Scarcerati i fratelli Ernesto e Giovanni Corvino, arrestati in esecuzione dell’ordinanza emessa il 22 novembre scorso dal gip Iaselli. – continua sotto –
La decisione è giunta al termine della discussione del riesame davanti alla XII sezione ed è stata annullata l’ordinanza con la quale si contestava ai due imprenditori titolari di una società di onoranze funebri di Aversa, Ital Funeral Associated Srl, il concorso esterno in associazione mafiosa per avere stretto un patto con il clan Bidognetti grazie al quale agivano in regime di monopolio imponendo prezzi più alti per dare una quota al clan (ritenuto socio occulto).
Il riesame ha accolto la ricostruzione fatta dalla difesa (gli avvocati Alfonso Quarto e Pasquale Diana) ed ha annullato l’ordinanza. Ieri mattina è stato scarcerato anche l’imprenditore Angelo Zaccariello, che era stato arrestato sempre nello stesso Blitz a carico del clan Bidognetti. Mercoledì il riesame, 12esima sezione tribunale di Napoli, ha accolto la ricostruzione dell’avvocato Quarto e lo ha scarcerato. A Zaccariello era stata contestata una tentata estorsione, quale esecutore materiale, ai danni di Aureliano Manno che, nell’aprile 2021, subì una gambizzazione.

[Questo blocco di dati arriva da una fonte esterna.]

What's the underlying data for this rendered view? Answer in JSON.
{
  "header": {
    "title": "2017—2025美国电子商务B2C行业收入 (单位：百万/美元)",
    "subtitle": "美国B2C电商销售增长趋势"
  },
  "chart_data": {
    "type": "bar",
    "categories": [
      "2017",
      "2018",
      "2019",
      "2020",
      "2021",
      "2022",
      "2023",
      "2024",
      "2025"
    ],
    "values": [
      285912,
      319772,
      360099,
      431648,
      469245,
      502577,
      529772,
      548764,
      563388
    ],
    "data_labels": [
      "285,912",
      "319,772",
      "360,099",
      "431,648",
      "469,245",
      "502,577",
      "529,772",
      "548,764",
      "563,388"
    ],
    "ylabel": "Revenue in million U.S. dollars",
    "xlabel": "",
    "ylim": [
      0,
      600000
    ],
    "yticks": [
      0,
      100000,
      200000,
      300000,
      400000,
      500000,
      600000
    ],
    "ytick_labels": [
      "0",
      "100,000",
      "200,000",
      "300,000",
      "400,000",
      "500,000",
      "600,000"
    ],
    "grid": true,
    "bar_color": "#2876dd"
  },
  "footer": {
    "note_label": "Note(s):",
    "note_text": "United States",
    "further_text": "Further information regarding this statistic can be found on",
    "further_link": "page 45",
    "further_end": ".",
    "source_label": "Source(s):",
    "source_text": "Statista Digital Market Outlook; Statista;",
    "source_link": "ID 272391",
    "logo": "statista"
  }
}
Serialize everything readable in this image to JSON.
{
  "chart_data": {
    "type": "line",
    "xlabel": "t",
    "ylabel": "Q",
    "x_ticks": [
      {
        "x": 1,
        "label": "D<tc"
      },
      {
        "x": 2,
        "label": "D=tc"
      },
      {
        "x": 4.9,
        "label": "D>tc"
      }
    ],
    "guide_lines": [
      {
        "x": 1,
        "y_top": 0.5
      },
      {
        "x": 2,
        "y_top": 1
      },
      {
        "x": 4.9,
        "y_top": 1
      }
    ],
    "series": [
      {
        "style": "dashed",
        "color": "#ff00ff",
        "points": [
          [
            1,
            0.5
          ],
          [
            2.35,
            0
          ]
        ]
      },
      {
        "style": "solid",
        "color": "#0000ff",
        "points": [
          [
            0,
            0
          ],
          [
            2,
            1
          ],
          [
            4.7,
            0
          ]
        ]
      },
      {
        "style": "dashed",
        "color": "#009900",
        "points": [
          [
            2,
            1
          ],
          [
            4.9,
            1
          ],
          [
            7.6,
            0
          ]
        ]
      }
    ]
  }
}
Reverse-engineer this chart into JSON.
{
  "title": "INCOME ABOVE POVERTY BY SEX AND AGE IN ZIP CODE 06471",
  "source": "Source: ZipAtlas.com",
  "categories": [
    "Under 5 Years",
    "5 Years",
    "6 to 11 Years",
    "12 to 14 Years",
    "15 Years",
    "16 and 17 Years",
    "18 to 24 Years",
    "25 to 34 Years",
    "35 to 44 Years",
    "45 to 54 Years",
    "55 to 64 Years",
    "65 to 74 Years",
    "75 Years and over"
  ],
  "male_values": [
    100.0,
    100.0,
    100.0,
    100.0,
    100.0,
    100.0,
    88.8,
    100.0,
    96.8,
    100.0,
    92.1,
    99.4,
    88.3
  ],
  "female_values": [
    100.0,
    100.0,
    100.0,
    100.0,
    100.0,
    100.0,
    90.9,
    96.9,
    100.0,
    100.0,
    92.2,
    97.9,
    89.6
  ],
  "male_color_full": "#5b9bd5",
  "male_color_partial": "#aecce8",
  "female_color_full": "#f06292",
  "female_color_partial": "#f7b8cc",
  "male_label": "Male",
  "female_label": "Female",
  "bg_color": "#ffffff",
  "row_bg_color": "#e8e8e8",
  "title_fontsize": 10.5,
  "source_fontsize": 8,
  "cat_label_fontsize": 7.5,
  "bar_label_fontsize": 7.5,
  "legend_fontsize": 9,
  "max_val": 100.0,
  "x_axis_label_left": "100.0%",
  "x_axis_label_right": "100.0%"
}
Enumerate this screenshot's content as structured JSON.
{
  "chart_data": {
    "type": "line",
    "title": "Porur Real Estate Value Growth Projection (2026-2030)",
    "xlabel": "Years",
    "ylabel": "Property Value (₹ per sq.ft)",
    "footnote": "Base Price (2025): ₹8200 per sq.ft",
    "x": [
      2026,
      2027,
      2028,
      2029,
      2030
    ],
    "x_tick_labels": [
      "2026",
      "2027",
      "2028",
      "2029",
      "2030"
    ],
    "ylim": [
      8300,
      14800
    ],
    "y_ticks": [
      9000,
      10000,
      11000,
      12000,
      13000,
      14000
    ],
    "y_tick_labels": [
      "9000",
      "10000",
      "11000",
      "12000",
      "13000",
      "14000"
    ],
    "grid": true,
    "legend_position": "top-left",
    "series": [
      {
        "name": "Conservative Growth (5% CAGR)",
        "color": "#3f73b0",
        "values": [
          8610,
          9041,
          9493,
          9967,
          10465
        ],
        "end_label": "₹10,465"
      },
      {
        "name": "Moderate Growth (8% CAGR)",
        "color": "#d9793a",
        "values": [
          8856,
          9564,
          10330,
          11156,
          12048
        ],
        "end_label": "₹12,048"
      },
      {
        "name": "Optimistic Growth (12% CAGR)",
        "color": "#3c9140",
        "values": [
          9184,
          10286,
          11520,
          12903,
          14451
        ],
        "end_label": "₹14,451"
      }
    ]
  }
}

Erano state 37 le misure cautelari, tra carcere ed arresti domiciliari, eseguite dai carabinieri del comando provinciale di Caserta all’esito di un’indagine, coordinata dalla Dda di Napoli, sulla riorganizzazione del clan dei Casalesi, in particolare delle fazioni Schiavone e Bidognetti. Tra gli arrestati anche elementi apicali del sodalizio. Nell’arco di oltre tre anni di investigazioni, i carabinieri del Nucleo Investigativo di Caserta e di Aversa – coadiuvati dal Nic della Polizia Penitenziaria – hanno accertato l’operatività delle due fazioni documentando una pluralità di reati che sarebbe stata posta in essere da soggetti riferibili al consesso criminale casalese che, a oggi, conserverebbe una struttura piramidale ben definita. – continua sotto –
L’attività aveva consentito di appurare, tra l’altro: lo svolgimento di incontri tra esponenti di vertice delle due fazioni criminali finalizzati a concordare il ripristino di una “cassa comune”, pur mantenendo la loro sostanziale autonomia nei termini operativi, economici e territoriali storicamente a loro appartenuti. Per quanto riguarda il gruppo Bidognetti è emerso che: sarebbe ancora organizzato su vincoli di sangue e guidato dai familiari più stretti dello storico capo clan Francesco Bidognetti, da tempo detenuto in regime di 41-bis. In particolare, il clan sarebbe stato gestito da uno dei figli, il quale, sebbene detenuto, avrebbe utilizzato telefoni cellulari illegalmente introdotti nella struttura carceraria – e rinvenuti con l’ausilio di personale del Nucleo Investigativo Centrale della Polizia Penitenziaria, impartendo ordini e direttive funzionali alla direzione della fazione e a promuovere le attività illegali eseguite da sodali liberi, arrivando a organizzare un progetto omicidiario in pregiudizio di un noto affiliato, allo scopo di ridimensionare la sua ascesa criminale all’interno del clan.
Altre due figlie dello storico capoclan, in ragione della loro appartenenza alla famiglia, avrebbero invece continuato a percepire stabilmente somme di denaro provento delle diverse attività delittuose.